The Art Bridges workshops are being led by Linda Dean, AIEA executive director, and designed and coordinated by Tara Sartorius, former curator of education at the Montgomery Museum of Fine Arts.

The teachers toured the Johnson Center for the Arts on Tuesday.

The tour was followed by a presentation by Sartorius in which she demonstrated the technique of “looking at art” and led an open ended discussion on “Healing the Soul” by Sandi D’Alessandro.

The painting was the winning entry in the Watercolor Society of Alabama’s 69th National Juried Exhibition at the Johnson Center. The exhibition runs through July 17.

The teachers participated in several hands-on activities.

They demonstrated their knowledge of “value,” the basic element of art, first in gray scale and then in color and made prints using sun sensitive paper and old photographs or textured items.

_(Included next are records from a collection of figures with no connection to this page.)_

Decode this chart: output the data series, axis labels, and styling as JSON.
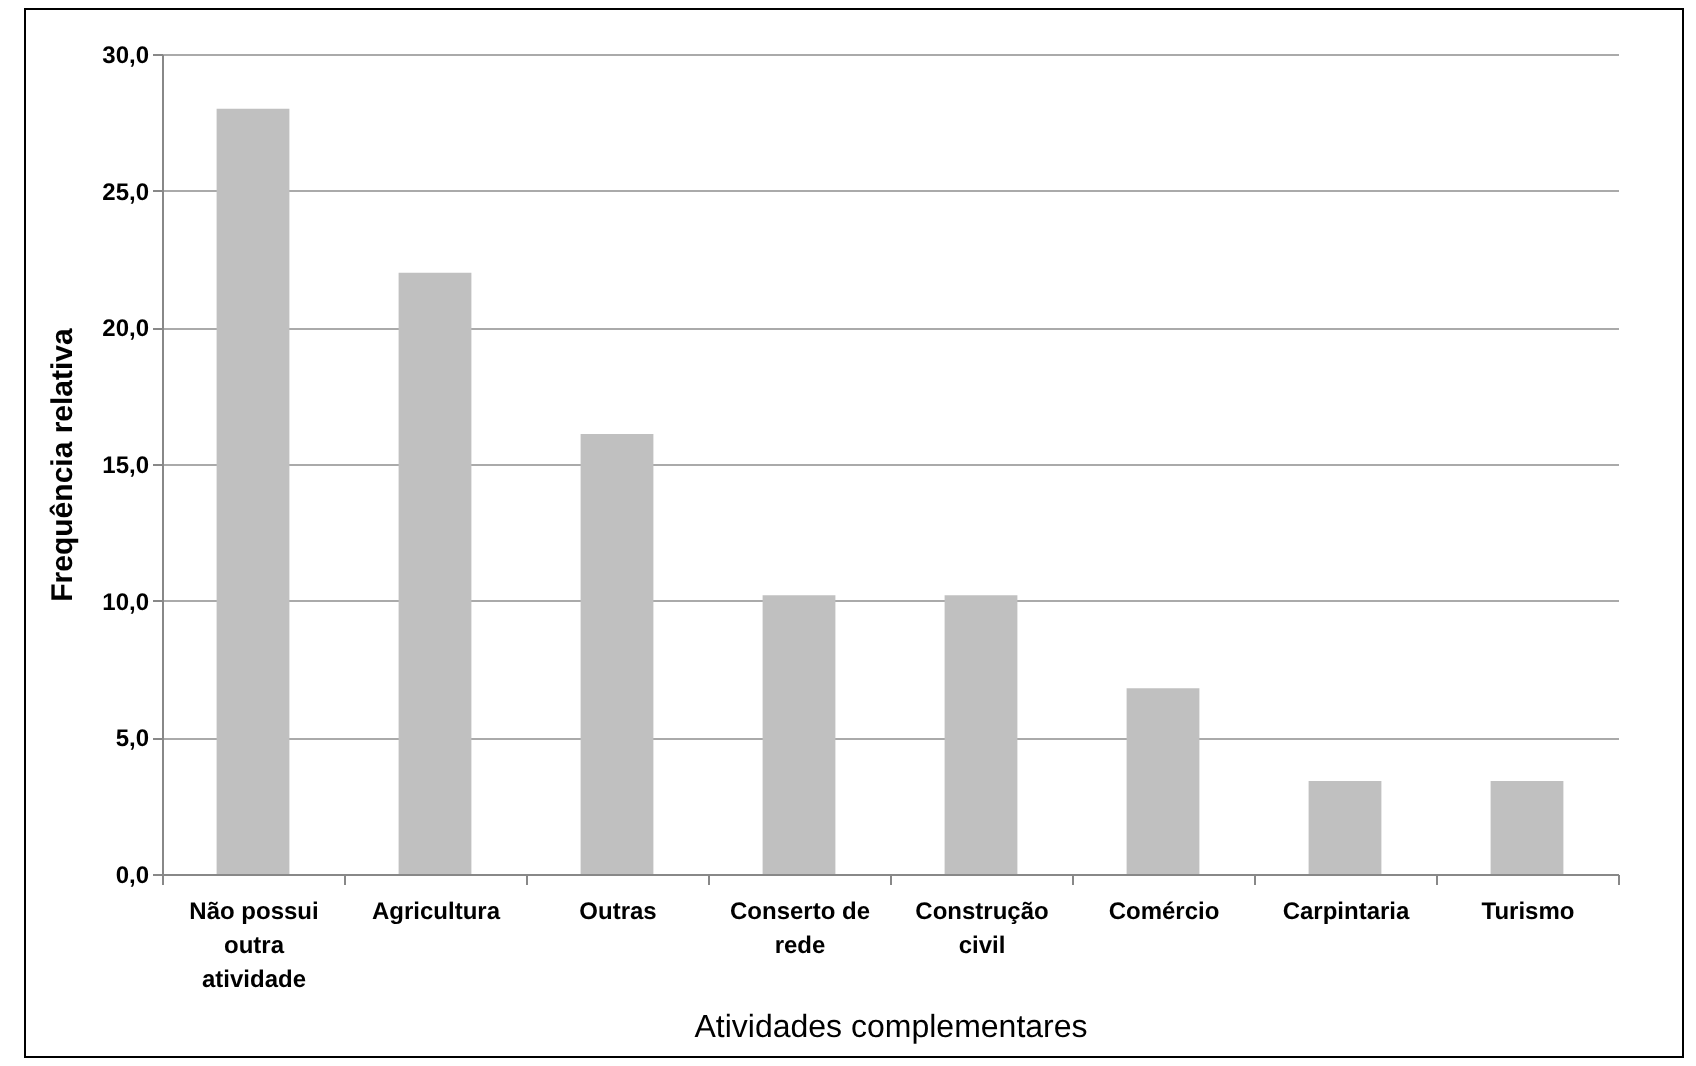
{
  "chart_data": {
    "type": "bar",
    "xlabel": "Atividades complementares",
    "ylabel": "Frequência relativa",
    "categories": [
      "Não possui outra atividade",
      "Agricultura",
      "Outras",
      "Conserto de rede",
      "Construção civil",
      "Comércio",
      "Carpintaria",
      "Turismo"
    ],
    "values": [
      28.0,
      22.0,
      16.1,
      10.2,
      10.2,
      6.8,
      3.4,
      3.4
    ],
    "color": "#c0c0c0",
    "ylim": [
      0,
      30
    ],
    "yticks": [
      {
        "value": 0,
        "label": "0,0"
      },
      {
        "value": 5,
        "label": "5,0"
      },
      {
        "value": 10,
        "label": "10,0"
      },
      {
        "value": 15,
        "label": "15,0"
      },
      {
        "value": 20,
        "label": "20,0"
      },
      {
        "value": 25,
        "label": "25,0"
      },
      {
        "value": 30,
        "label": "30,0"
      }
    ],
    "grid": "y"
  }
}
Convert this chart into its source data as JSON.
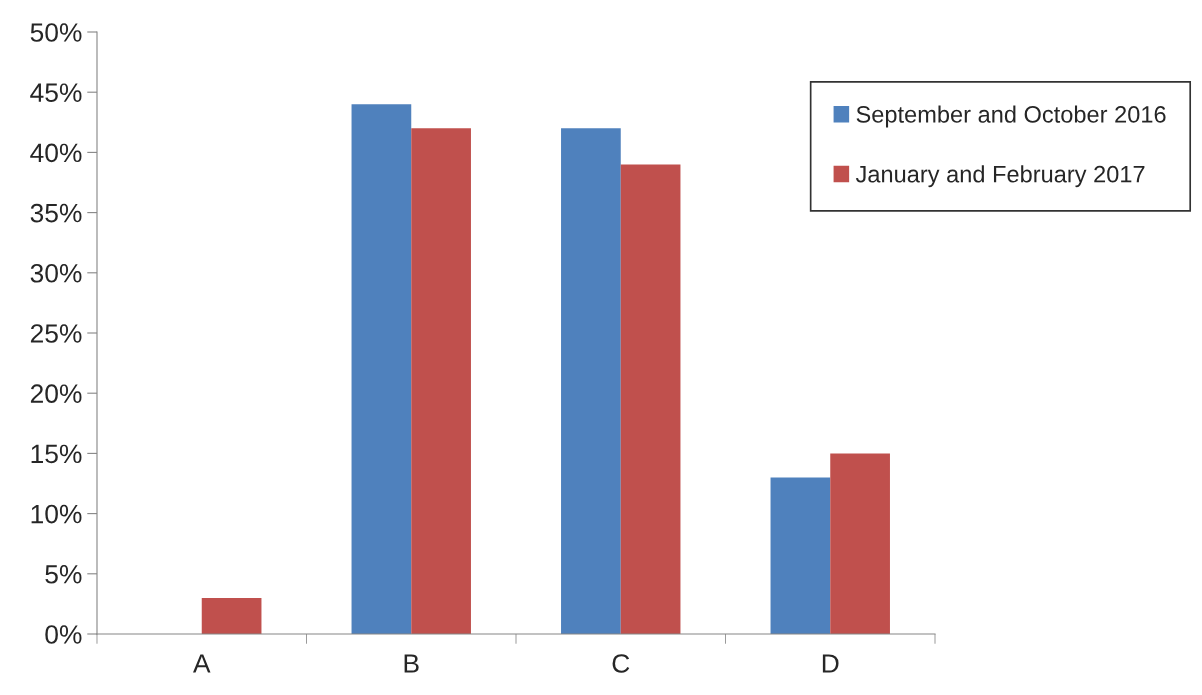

The teachers will work with photographs and, in conjunction with the upcoming “Through the Lens” photography exhibit, learn ways to use photographs across the curriculum.

Denise Barron, Troy Elementary School, said she is taking advantage of the workshop to learn ways to integrate art into her classroom.

“There’s just not enough time in the day to teach art so, if I can find ways to use art in the teaching of other subjects that is what I want to do,” she said.

“I’m very interested in the exhibition that will feature the Holman Johnson photographs and this workshop will give me the background I need to prepare my students for that exhibit.”

Tamara Herrington, Troy Elementary School, agreed integrating art into the curriculum will greatly benefit her students.

“I don’t have a background in art so I need direction in ‘bridging’ art and the other subjects,” she said.

“Already, we have ideas for projects that we can use in the classroom so this workshop is very beneficial to me and will be to my students.”